Saturday, May 28, 2011

Thoughts of My Hero on Memorial Day

Today I had the honor and privilege to participate in the community wide Memorial Service at the Elmwood Cemetery. I sat with the distinguished leaders of our community, surrounded by veterans of several wars, wondering why I was there. As one lady sang which touched my soul, surrounded by tombstones, I realized why God had placed me in the place. It was because of my hero reserved my seat for me.

My hero like all children is my father. It was because at the age of seventeen, my father went to his high school counselor, asked to take his GED early, and convinced his parents to sign, so he could join the Navy. He joined the Navy during the height of WWII. He was quickly taken from a small town in Tennessee to an aircraft carrier. My hero served aboard the USS Franklin. On a mission just thirty miles off the coast of Japan, my father/hero’s ship loaded with planes and bombs was attached by Japan’s bomber planes.
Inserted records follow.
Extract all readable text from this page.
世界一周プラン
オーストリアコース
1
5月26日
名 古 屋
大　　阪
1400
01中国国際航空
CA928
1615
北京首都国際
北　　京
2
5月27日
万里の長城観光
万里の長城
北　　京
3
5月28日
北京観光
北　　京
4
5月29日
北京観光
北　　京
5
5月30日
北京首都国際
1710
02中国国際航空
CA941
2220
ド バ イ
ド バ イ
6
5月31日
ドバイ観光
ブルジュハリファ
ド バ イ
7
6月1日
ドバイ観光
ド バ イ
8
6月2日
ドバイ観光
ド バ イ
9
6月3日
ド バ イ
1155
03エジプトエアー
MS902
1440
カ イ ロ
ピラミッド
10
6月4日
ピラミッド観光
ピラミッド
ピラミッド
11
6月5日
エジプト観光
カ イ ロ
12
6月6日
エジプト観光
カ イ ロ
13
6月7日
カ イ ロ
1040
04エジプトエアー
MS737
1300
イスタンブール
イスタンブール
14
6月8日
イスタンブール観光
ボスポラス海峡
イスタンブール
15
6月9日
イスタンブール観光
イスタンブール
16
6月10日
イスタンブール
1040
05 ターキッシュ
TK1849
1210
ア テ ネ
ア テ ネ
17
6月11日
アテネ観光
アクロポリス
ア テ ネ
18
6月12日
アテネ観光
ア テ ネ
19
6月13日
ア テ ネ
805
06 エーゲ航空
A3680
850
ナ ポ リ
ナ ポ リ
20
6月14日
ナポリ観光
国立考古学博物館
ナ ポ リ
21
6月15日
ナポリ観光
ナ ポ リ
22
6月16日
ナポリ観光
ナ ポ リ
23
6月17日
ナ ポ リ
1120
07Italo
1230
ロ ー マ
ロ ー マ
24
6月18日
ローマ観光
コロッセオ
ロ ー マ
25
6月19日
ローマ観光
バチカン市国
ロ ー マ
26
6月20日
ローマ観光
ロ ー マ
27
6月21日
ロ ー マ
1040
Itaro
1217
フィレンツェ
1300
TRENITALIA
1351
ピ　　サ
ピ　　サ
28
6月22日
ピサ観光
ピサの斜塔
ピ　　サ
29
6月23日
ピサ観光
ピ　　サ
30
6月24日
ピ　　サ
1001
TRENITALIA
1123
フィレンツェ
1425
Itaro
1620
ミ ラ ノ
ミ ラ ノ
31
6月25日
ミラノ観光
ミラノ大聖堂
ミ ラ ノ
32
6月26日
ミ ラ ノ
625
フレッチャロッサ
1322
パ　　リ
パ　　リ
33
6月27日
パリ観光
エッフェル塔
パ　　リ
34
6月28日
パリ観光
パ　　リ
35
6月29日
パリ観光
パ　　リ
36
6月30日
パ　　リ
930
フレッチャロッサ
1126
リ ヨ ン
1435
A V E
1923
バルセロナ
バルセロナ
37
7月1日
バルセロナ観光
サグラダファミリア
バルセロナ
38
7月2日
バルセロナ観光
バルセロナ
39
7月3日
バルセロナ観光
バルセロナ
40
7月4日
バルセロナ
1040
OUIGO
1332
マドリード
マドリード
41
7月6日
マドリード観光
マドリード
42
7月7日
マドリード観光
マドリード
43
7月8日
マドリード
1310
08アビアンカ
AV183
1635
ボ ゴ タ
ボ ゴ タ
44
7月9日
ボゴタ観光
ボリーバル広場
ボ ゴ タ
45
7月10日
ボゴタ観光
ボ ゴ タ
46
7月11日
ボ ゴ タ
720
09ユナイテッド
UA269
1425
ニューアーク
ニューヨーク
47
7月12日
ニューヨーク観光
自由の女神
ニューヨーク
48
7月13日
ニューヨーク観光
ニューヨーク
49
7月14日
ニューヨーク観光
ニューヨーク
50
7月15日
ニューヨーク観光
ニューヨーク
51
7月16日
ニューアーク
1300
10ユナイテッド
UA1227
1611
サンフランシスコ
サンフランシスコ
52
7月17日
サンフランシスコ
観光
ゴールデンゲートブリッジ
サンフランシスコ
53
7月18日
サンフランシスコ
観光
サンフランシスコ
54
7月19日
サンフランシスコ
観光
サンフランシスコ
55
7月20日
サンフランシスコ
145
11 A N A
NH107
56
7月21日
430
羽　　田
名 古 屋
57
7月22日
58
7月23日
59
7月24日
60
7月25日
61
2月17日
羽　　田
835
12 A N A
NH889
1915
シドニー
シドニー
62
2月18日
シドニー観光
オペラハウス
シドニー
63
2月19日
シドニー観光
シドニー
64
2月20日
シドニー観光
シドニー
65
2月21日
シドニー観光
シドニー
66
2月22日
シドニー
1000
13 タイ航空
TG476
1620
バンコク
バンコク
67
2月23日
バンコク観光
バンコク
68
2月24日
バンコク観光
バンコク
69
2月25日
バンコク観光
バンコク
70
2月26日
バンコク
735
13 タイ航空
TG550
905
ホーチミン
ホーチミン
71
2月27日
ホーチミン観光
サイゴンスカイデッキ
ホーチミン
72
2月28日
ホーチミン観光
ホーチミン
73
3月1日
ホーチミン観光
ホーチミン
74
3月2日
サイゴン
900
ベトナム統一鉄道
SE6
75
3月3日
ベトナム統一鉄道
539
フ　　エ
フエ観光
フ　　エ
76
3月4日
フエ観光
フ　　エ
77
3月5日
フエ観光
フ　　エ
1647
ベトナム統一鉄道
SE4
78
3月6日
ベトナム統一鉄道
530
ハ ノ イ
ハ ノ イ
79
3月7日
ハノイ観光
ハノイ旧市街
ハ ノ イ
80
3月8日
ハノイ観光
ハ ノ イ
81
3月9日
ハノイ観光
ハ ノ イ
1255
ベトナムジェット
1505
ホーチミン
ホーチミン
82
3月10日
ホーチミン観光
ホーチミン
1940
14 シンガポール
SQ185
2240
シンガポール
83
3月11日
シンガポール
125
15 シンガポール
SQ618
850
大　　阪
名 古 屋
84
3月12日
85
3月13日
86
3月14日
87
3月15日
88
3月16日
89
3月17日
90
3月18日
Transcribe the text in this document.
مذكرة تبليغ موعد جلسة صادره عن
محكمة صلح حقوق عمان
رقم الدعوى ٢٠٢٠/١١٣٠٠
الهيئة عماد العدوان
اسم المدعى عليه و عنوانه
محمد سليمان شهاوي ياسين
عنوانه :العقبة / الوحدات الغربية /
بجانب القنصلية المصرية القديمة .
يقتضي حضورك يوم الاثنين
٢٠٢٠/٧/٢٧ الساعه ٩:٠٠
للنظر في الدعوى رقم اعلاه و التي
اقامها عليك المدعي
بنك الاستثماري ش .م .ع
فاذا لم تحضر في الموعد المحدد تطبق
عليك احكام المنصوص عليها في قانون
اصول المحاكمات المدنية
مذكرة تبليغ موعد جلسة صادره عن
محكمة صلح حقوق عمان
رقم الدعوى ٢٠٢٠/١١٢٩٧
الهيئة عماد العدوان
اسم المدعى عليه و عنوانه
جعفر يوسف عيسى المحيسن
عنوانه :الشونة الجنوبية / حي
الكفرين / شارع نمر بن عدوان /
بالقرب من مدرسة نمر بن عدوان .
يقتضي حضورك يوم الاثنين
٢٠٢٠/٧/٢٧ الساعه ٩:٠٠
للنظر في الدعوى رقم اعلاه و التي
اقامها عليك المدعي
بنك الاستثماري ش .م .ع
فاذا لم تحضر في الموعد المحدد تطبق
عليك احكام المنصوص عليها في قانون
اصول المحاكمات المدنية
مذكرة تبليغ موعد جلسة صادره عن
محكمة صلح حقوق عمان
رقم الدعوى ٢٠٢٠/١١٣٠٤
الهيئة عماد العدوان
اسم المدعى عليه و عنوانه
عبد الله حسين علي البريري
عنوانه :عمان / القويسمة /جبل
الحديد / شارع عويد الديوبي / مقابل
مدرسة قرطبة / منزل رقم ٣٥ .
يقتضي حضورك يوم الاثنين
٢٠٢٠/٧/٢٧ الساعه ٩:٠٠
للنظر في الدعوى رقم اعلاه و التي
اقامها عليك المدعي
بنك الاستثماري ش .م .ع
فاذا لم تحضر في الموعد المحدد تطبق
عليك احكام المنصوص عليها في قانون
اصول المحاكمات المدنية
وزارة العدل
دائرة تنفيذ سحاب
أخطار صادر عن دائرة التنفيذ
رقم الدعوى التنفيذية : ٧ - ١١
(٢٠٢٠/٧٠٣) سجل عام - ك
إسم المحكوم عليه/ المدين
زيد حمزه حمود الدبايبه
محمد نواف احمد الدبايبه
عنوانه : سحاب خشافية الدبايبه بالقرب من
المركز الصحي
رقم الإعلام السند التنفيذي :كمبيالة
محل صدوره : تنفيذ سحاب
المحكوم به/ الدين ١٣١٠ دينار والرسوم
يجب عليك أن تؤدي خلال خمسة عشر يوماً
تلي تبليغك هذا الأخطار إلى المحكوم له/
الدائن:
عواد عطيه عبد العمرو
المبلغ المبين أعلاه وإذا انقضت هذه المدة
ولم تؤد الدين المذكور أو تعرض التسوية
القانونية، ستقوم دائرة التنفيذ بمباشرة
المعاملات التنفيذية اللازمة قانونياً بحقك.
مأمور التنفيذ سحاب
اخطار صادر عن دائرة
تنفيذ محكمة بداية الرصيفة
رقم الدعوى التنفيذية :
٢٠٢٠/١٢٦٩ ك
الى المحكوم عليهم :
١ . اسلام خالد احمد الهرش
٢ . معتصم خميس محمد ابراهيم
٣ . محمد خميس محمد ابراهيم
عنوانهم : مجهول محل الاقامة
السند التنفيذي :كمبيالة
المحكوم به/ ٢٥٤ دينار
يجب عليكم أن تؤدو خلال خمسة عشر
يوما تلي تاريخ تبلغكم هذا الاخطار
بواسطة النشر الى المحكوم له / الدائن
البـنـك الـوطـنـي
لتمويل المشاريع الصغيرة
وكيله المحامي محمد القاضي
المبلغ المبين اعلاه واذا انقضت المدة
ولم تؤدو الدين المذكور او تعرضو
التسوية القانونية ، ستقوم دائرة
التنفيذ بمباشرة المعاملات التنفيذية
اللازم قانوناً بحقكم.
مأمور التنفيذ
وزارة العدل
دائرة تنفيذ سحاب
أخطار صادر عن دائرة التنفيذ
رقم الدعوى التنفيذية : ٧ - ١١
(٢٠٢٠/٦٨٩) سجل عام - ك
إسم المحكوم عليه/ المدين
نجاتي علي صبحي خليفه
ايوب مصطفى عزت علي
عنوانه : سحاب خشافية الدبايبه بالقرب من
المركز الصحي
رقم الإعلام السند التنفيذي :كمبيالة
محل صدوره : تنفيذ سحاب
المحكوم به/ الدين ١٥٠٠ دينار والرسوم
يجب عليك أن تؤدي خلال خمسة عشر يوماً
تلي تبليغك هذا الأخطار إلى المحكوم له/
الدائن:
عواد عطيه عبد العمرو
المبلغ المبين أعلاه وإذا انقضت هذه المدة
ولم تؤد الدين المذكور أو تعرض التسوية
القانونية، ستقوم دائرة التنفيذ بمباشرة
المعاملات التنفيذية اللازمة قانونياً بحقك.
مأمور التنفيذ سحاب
Franklin lay dead in the water, took a 13° starboard list, lost all radio communications, and broiled under the heat from enveloping fires. Many of the crew was blown overboard, driven off by fire, killed or wounded, but the hundreds of officers and enlisted that voluntarily remained saved their ship. The casualties totaled 724 killed and 265 wounded, and would have far exceeded this number, but for the work of many survivors. My father , my hero was one of them.

My father never talked about his time during the war, he just did it. It would not be until after his death as I discovered his military metals stashed away in his drawer, would I truly know what a hero he was. Not just to me but too many others. He suffered the rest of his life with the emotional and psychological scars all kept hidden. There were brief moments, if you looked closely, those scars were revealed. He did it not for glory, recognition, or praise. He just showed up and did it. He did it for the love of his country and for the freedom of his many generations to come.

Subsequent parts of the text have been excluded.